Tabitha’s eyes flicker with surprise as she drops her fork and folds her arms. She loves a good story. This is no time to eat.
‘You’re not close? I. Do. Not. Believe. It.’
Ojo shakes her head. ‘Sadly. My mum raised us such that I was—am—subservient to him. Na me dey cook him food, wash him clothes, clean him room and alladat jazz. As kids I even did his homework. Let me not get started on the disgusting things I still do.’
Tabitha’s eyes widens. ‘Like tamba? Do you… for him?’
‘Ew. Don’t ask me that. It sha gets worse. When we were kids, my brother supposedly had dreams where he saw a black creature following me about, making me do things to hurt him. Like maybe poison his food. My mum believed he was a prophet and so the deliverance services began. She calls him Samuel. Her prophet. Joseph. Her dreamer. Even the last time I visited her, she still asked me how’s my Samuel? Someone that has not for once taken the time to visit her there. He probably wants her to waste away.’
‘Oh no.’ Tabitha reaches for Ojo’s knuckles. ‘I’m so sorry. I had no idea…’ her voice trails off.
‘…that my family was this dysfunctional? It gets even worse. He physically assaults me. Remember that bruise I had under my jaw two months ago?’ She unlocks her phone and slides through her Google Photos to find a picture. ‘It was because he punched me.’ She drops her phone without showing Tabitha the photo.
‘You told me you fell on your jaw while running the Access Marathon.’
Ojo laughs. ‘I lied.’ She twists her arms to show Tabitha some of the scars on her skin. ‘Not once have I ever done anything in return. Not until today. I’ve been passive aggressive here and there… showed my anger and irritation. But nothing… nothing like today.’
Ojo looks down at a burn scar on her hand. Four months ago, he pressed her hands against the edge of the hot oven because she put onions in his eggs.
‘What did you do, love?’
‘What I did is really bad. I’m in big shit.’
Tabitha pushes her plate forward and dabs at her lips. ‘You’re scaring me now. What did you do?’
She slides her hand from her hair down to her forehead. ‘Soooo… I won the FastPay Grant for Creators. It’s like 5 million naira. Long story short, he called them to tell them that I didn’t make my entry piece myself. He sent them a video which I haven’t seen but can bet—on my life—is AI-generated, where four small kids are using their hands to make the dress. How? Said like Rihanna, I’m into child labour and other grossly unethical activities which contribute to the success of my fashion brand. And they disqualified me without even reaching out or investigating. Then he had the guts to say—’
‘You got the grant? Oh my God! I had no idea you got the grant in the first place. It’s such a competitive one. You didn’t tell me. Congratulations!’
‘Tabitha. This isn’t about—I didn’t even tell him. Big idiot was reading through my email. And it came today. Just this morning. I was going to tell you.’

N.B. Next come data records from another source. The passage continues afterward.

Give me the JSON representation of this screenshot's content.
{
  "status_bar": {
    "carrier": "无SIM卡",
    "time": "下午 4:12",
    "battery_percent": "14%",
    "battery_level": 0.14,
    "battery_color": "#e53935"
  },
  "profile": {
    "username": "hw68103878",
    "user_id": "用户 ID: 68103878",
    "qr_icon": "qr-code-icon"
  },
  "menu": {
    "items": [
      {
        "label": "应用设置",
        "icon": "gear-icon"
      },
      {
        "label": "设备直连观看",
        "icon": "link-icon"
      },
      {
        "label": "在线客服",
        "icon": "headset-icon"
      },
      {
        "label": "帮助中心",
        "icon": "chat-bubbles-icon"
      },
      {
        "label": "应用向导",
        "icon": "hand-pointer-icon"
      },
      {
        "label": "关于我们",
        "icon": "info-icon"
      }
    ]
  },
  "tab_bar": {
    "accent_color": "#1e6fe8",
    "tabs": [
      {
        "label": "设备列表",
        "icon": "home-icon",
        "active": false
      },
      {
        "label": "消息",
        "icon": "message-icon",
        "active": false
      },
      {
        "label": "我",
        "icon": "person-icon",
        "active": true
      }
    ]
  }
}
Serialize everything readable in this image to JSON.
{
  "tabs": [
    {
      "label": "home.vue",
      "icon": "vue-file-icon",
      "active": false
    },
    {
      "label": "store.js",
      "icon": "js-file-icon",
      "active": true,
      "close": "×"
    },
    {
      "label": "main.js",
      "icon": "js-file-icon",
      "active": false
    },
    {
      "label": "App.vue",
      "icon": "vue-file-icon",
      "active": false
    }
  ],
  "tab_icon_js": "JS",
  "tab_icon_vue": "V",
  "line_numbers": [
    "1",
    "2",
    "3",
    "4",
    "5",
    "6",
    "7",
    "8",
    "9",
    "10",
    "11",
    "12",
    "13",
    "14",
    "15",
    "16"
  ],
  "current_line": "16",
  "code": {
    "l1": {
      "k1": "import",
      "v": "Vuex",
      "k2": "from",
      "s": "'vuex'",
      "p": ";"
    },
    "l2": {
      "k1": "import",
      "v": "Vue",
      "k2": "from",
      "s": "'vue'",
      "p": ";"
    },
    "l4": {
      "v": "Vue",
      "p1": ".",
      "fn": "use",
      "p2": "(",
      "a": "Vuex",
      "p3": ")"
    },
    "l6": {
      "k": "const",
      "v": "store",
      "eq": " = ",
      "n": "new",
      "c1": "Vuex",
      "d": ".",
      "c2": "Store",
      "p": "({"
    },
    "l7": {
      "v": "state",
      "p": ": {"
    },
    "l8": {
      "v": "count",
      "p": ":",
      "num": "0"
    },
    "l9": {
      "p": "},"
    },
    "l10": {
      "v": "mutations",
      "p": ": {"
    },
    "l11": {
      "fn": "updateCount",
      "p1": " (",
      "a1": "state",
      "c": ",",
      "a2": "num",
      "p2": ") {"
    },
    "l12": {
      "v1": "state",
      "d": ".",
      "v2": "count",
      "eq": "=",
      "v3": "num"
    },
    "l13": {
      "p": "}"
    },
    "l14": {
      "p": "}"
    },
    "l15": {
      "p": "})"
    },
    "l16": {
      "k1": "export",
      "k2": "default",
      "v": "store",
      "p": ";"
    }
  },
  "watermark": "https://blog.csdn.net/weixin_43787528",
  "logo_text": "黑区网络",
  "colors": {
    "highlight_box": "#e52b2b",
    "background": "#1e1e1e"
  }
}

‘Oh my God. I’m so sorry. That was such a stupid thing to say.’ She rubs her friend’s knuckles. ‘I know you worked very hard on the application.’
‘It’s okay. It’s okay.’ Ojo takes a swig of Prosecco, this time right from the bottle. She pauses, staring at some crows sitting on the fence behind the window. ‘Oh my God Tabby. What should I do? I shouldn’t have hit him. He’s going to report me.’
‘You did what?’
‘I hit him. And stabbed him, actually. With a bottle. And then as if that was not enough, I threw the television at him…’
Tabitha’s mouth is ajar.
‘No no no, the TV didn’t touch him. He’s fine. But he’s pretty shaken.’
‘Oh my goodness, Ojo. You know that this is a Women’s Wrong.’ She rubs her forehead. ‘Why would you?’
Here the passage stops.